Some specialists affirm that the musical folklore of the islands is the result of the mixture between the aboriginal percussionist music, the peninsular sounds arrived with the conquest and colonization and the later contribution of the Caribbean chords brought by the Canarian emigrants, to which are added the influences generated by Genoese, Jewish, Flemish and British merchants in their flow between Europe and America.
During the 19th and 20th centuries, the influence of places as disparate as Central Europe or Latin America is felt on the islands and from this time are the waltzes, polkas, mazurkas or saloons which had an instrumental support of strings.
Habaneras, tenths, Cuban points and boleros arrived from Latin America, which over time merged with some of the already known ones and became part of the island culture. Some of the instruments with which this music was articulated were also imported.
It is characterized by having an intense ternary rhythm, a fast and cheerful song, and for being a dance of collective participation of the best known.

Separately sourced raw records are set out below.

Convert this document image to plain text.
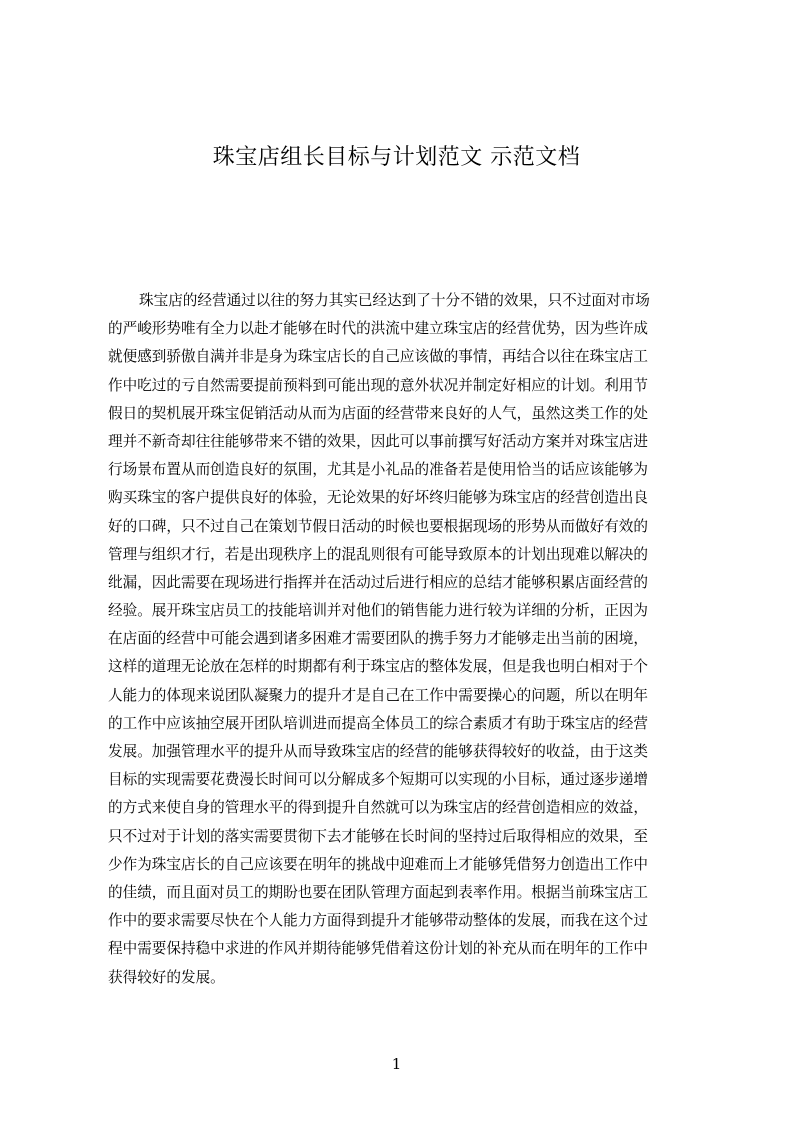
珠宝店组长目标与计划范文 示范文档
珠宝店的经营通过以往的努力其实已经达到了十分不错的效果，只不过面对市场
的严峻形势唯有全力以赴才能够在时代的洪流中建立珠宝店的经营优势，因为些许成
就便感到骄傲自满并非是身为珠宝店长的自己应该做的事情，再结合以往在珠宝店工
作中吃过的亏自然需要提前预料到可能出现的意外状况并制定好相应的计划。利用节
假日的契机展开珠宝促销活动从而为店面的经营带来良好的人气，虽然这类工作的处
理并不新奇却往往能够带来不错的效果，因此可以事前撰写好活动方案并对珠宝店进
行场景布置从而创造良好的氛围，尤其是小礼品的准备若是使用恰当的话应该能够为
购买珠宝的客户提供良好的体验，无论效果的好坏终归能够为珠宝店的经营创造出良
好的口碑，只不过自己在策划节假日活动的时候也要根据现场的形势从而做好有效的
管理与组织才行，若是出现秩序上的混乱则很有可能导致原本的计划出现难以解决的
纰漏，因此需要在现场进行指挥并在活动过后进行相应的总结才能够积累店面经营的
经验。展开珠宝店员工的技能培训并对他们的销售能力进行较为详细的分析，正因为
在店面的经营中可能会遇到诸多困难才需要团队的携手努力才能够走出当前的困境，
这样的道理无论放在怎样的时期都有利于珠宝店的整体发展，但是我也明白相对于个
人能力的体现来说团队凝聚力的提升才是自己在工作中需要操心的问题，所以在明年
的工作中应该抽空展开团队培训进而提高全体员工的综合素质才有助于珠宝店的经营
发展。加强管理水平的提升从而导致珠宝店的经营的能够获得较好的收益，由于这类
目标的实现需要花费漫长时间可以分解成多个短期可以实现的小目标，通过逐步递增
的方式来使自身的管理水平的得到提升自然就可以为珠宝店的经营创造相应的效益，
只不过对于计划的落实需要贯彻下去才能够在长时间的坚持过后取得相应的效果，至
少作为珠宝店长的自己应该要在明年的挑战中迎难而上才能够凭借努力创造出工作中
的佳绩，而且面对员工的期盼也要在团队管理方面起到表率作用。根据当前珠宝店工
作中的要求需要尽快在个人能力方面得到提升才能够带动整体的发展，而我在这个过
程中需要保持稳中求进的作风并期待能够凭借着这份计划的补充从而在明年的工作中
获得较好的发展。
1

The dance is a dance that is executed loose given its joy and showiness. The group performs a series of circles, bridges, chains and figures with their differences by islands.
Over time, a series of figures have been incorporated in which coordination between the participants is of vital importance, thus demonstrating the influence of the cultured dances of 19th century Europe.
It is the oldest regional song and is characterized by the externalization of feelings.
Its remote origin is in Portugal and its subsequent modification in Andalusia in the 16th century, where it was adapted to popular court dances.
Her dance is delicate and loving. The man cannot touch the woman and moves face to face, from side to side, snapping his fingers, turning around and following the ancient tradition of the woman changing partners, who returns after a series of steps. .
This song, probably from the 18th century, comes from the slightly adapted Andalusian malagueña.
It varies according to the island, although it is generally made up of four octosyllabic verses that are repeated. The malagueña from Lanzarote exceptionally has a composition in limericks.
It is characterized by being a sad, sweet, meek and melancholic song generally dedicated to mothers and love.
The dance is a collective dance of five, six or more couples where the dancers form circles, figures, tunnels and braids in the likeness of the isa.
It begins by dancing on the same spot for several bars and when indicated, the men go outside the circle to dance with the opposite couple for another series of bars.
This dance may have its origin in a children’s song from the 16th century and it is difficult to agree on how and when it arrived in the Canary Islands.
Almost certainly it was introduced in Lanzarote by José María Gil, founder of the mythical Ajey de San Bartolomé Group.
In the Sorondongo of El Hierro, “El Flaire” is reflected, a dance where only one couple dances facing each other.
The man can ask the woman he wants to dance without opposition from her and then he leaves and she asks another man to dance and so on.